3d printed bionic eyeball eyes
More often than not, the discussion around 3D printing human body parts revolves around internal organs, as the lists of people awaiting transplants from worthy donors is always shockingly long. However, one company, MHOX, has been working on a conceptual design for an advanced bio-printed eyeball, which would allow people to see again if struck with disease or trauma and may even give them a chance to see better than any human in history.

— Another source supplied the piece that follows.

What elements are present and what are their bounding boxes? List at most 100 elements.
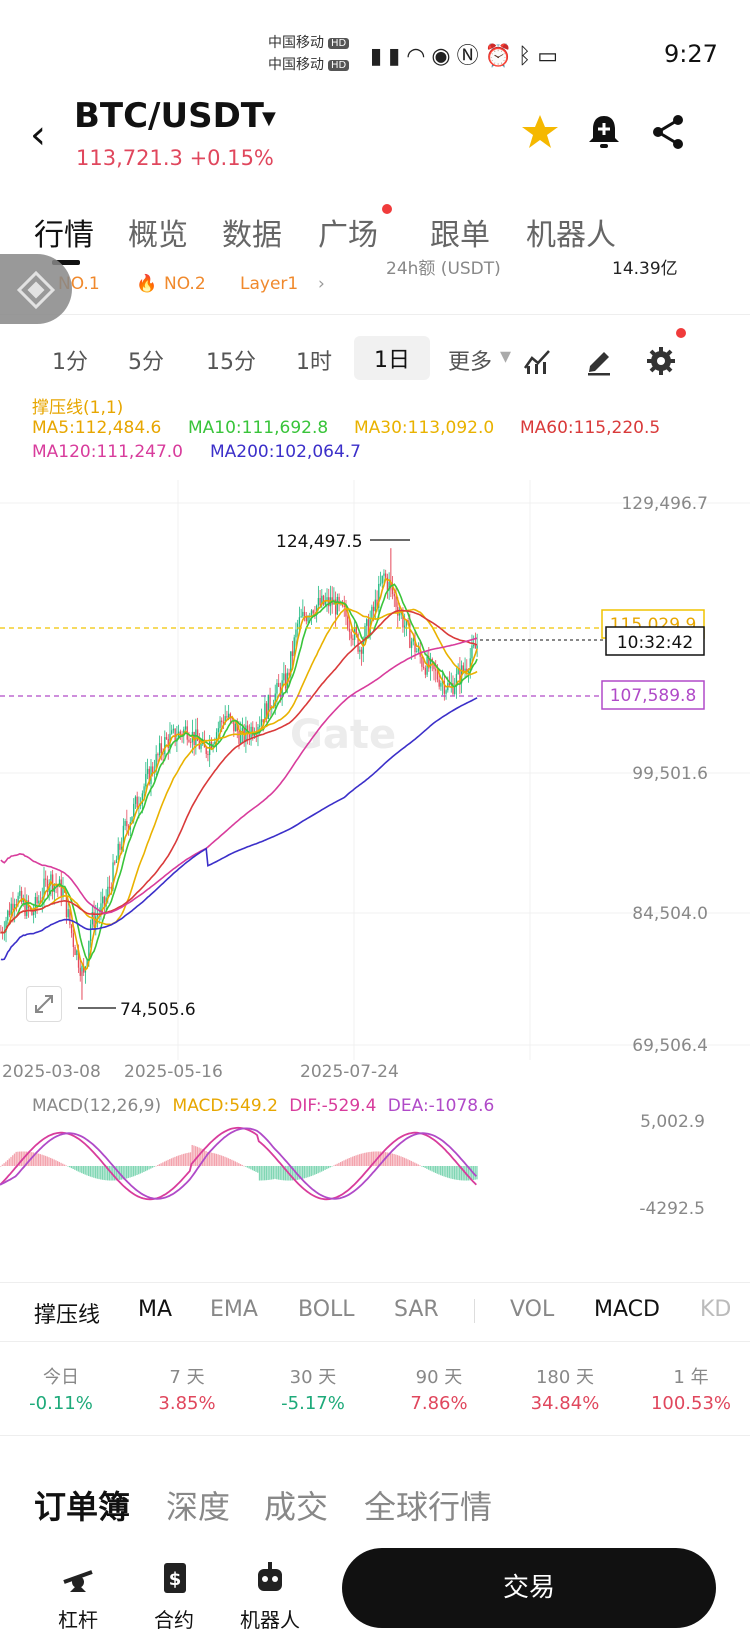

The eyeball concept actually comes in three different flavours. The first would provide the same functionality as our eyes do now and would be the economical version of the trio. The second, slightly more advanced iteration, could provide more advanced focusing capabilities, giving those fitted with the new eye 15/10 vision.

Related: What is 3D printing? A beginner’s guide to the desktop factory

The third version would also be WiFi capable and would have the ability to record what you’re seeing and automatically upload it. To activate some of these functions however, the wearer would need to swallow a pill containing certain enzymes which would then trigger WiFi connectivity or photo mode for a certain period of time, according to Dezeen.

Regardless of which version you used however, MHOX sees the process of ‘implantation as largely the same. Each would involve the removal of the original eyeball, and a piece of organic hardware known as ‘the deck’ would be installed, acting as an interface between the optic nerve and the new eye. The eyeball itself would be printed using what researchers descibe as “bio-ink,” of several different types, each containing different cells. Those cells could then be printed out in various configurations depending on which eye is being made.

Speaking about the feasibility of such technology, MHOX partner and lead designer Filippo Nassetti said: “This project is a concept design based on an intuitive vision of how existing technologies might evolve. We forecast that bioprinting and biohacking would have made impressive advances by 2027.”